Nous sommes tous constitués de failles, de peur et  de craintes que « ça » ne fonctionne pas.
De ne pas réussir à obtenir un marché, de rater une négociation, d’échouer dans nos objectifs. Loin d’être de la bonne pression, ce brouhaha anxiogène de nos pensées profondes édifie nos barrières psychologiques inconscientes. Celle-là  mêmes qui  inhibent toute possibilité de prise de risque.
La winner attitude, c’est un outil avant tout. La possibilité de modifier nos anciens schémas de pensée pour nous orienter solution et positivisme. Si l’on ne devient pas sûr de soi du jour au lendemain, on peut repérer là où sont nos limites, et avec rigueur apprendre à marcher en vainqueur.

La winner attitude

La winner attitude c’est avant tout un positionnement intérieur qui produit un potentiel. En effet, savoir et croire en soi permet de convaincre, de rallier à soi mais aussi de prendre des risques et de se lancer dans l’océan des possibles. Pourquoi ? Parce que qui n’envisage pas l’échec ose.
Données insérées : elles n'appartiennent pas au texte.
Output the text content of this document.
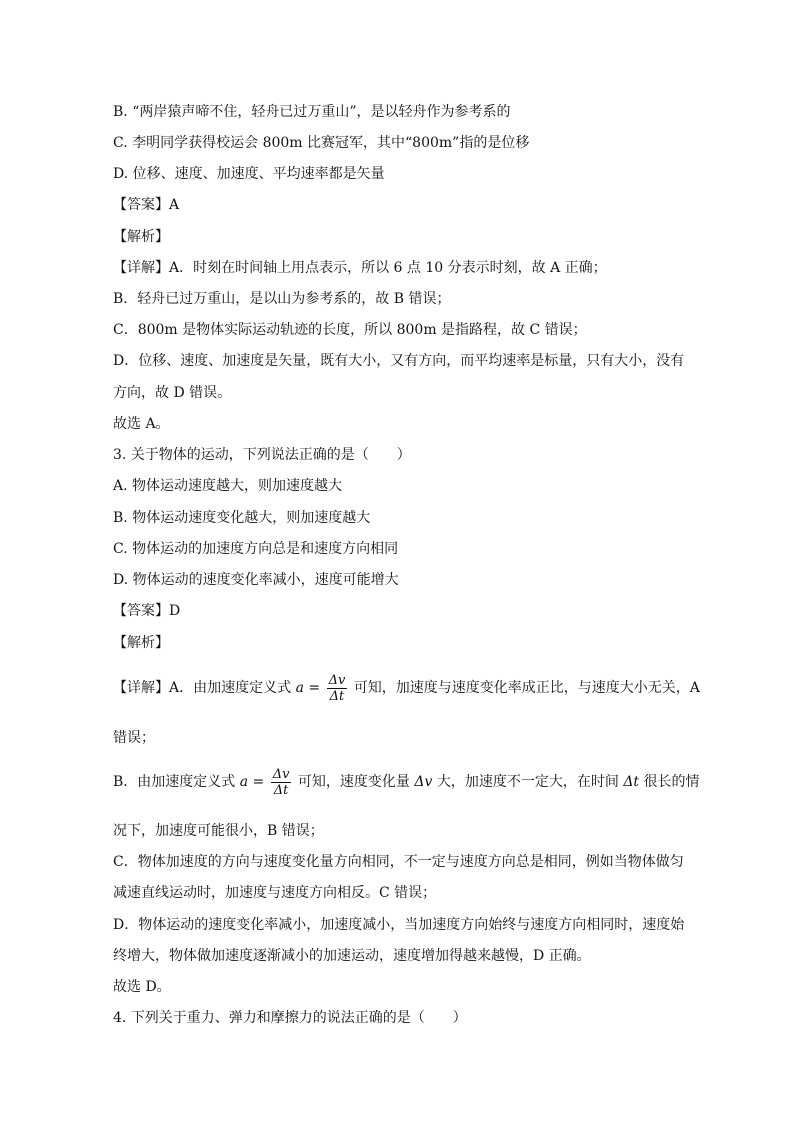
B. “两岸猿声啼不住，轻舟已过万重山”，是以轻舟作为参考系的
C. 李明同学获得校运会 800m 比赛冠军，其中“800m”指的是位移
D. 位移、速度、加速度、平均速率都是矢量
【答案】A
【解析】
【详解】A．时刻在时间轴上用点表示，所以 6 点 10 分表示时刻，故 A 正确；
B．轻舟已过万重山，是以山为参考系的，故 B 错误；
C．800m 是物体实际运动轨迹的长度，所以 800m 是指路程，故 C 错误；
D．位移、速度、加速度是矢量，既有大小，又有方向，而平均速率是标量，只有大小，没有
方向，故 D 错误。
故选 A。
3. 关于物体的运动，下列说法正确的是（　　）
A. 物体运动速度越大，则加速度越大
B. 物体运动速度变化越大，则加速度越大
C. 物体运动的加速度方向总是和速度方向相同
D. 物体运动的速度变化率减小，速度可能增大
【答案】D
【解析】
【详解】A．由加速度定义式 $a = \frac{\Delta v}{\Delta t}$ 可知，加速度与速度变化率成正比，与速度大小无关，A
错误；
B．由加速度定义式 $a = \frac{\Delta v}{\Delta t}$ 可知，速度变化量 Δv 大，加速度不一定大，在时间 Δt 很长的情
况下，加速度可能很小，B 错误；
C．物体加速度的方向与速度变化量方向相同，不一定与速度方向总是相同，例如当物体做匀
减速直线运动时，加速度与速度方向相反。C 错误；
D．物体运动的速度变化率减小，加速度减小，当加速度方向始终与速度方向相同时，速度始
终增大，物体做加速度逐渐减小的加速运动，速度增加得越来越慢，D 正确。
故选 D。
4. 下列关于重力、弹力和摩擦力的说法正确的是（　　）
Que ce soit dans les mots que vous employez ou dans votre attitude intérieure et extérieure, savoir que l’on va réussir crée la réussite.
Être positif est un acte difficile pour beaucoup d’entre nous car notre vécu est tissé de traumatismes, de sensations d’échec, ou de responsabilités financières qui nous donnent à entendre que l’échec est une possibilité tout aussi présente que la réussite. Pourtant, c’est bel et bien l’envisager qui crée la faille.
C’est souvent cette peur qui est à la base des comportements de la névrose d’échec. Cette faculté à toujours entrer dans des projets professionnels à perte. C’est aussi la base de l’autodestruction.
Cette névrose qui nous pousse à nous mettre nous-mêmes en échec au moment où tout aboutit. Le panel de névroses que crée notre positionnement intérieur est infini.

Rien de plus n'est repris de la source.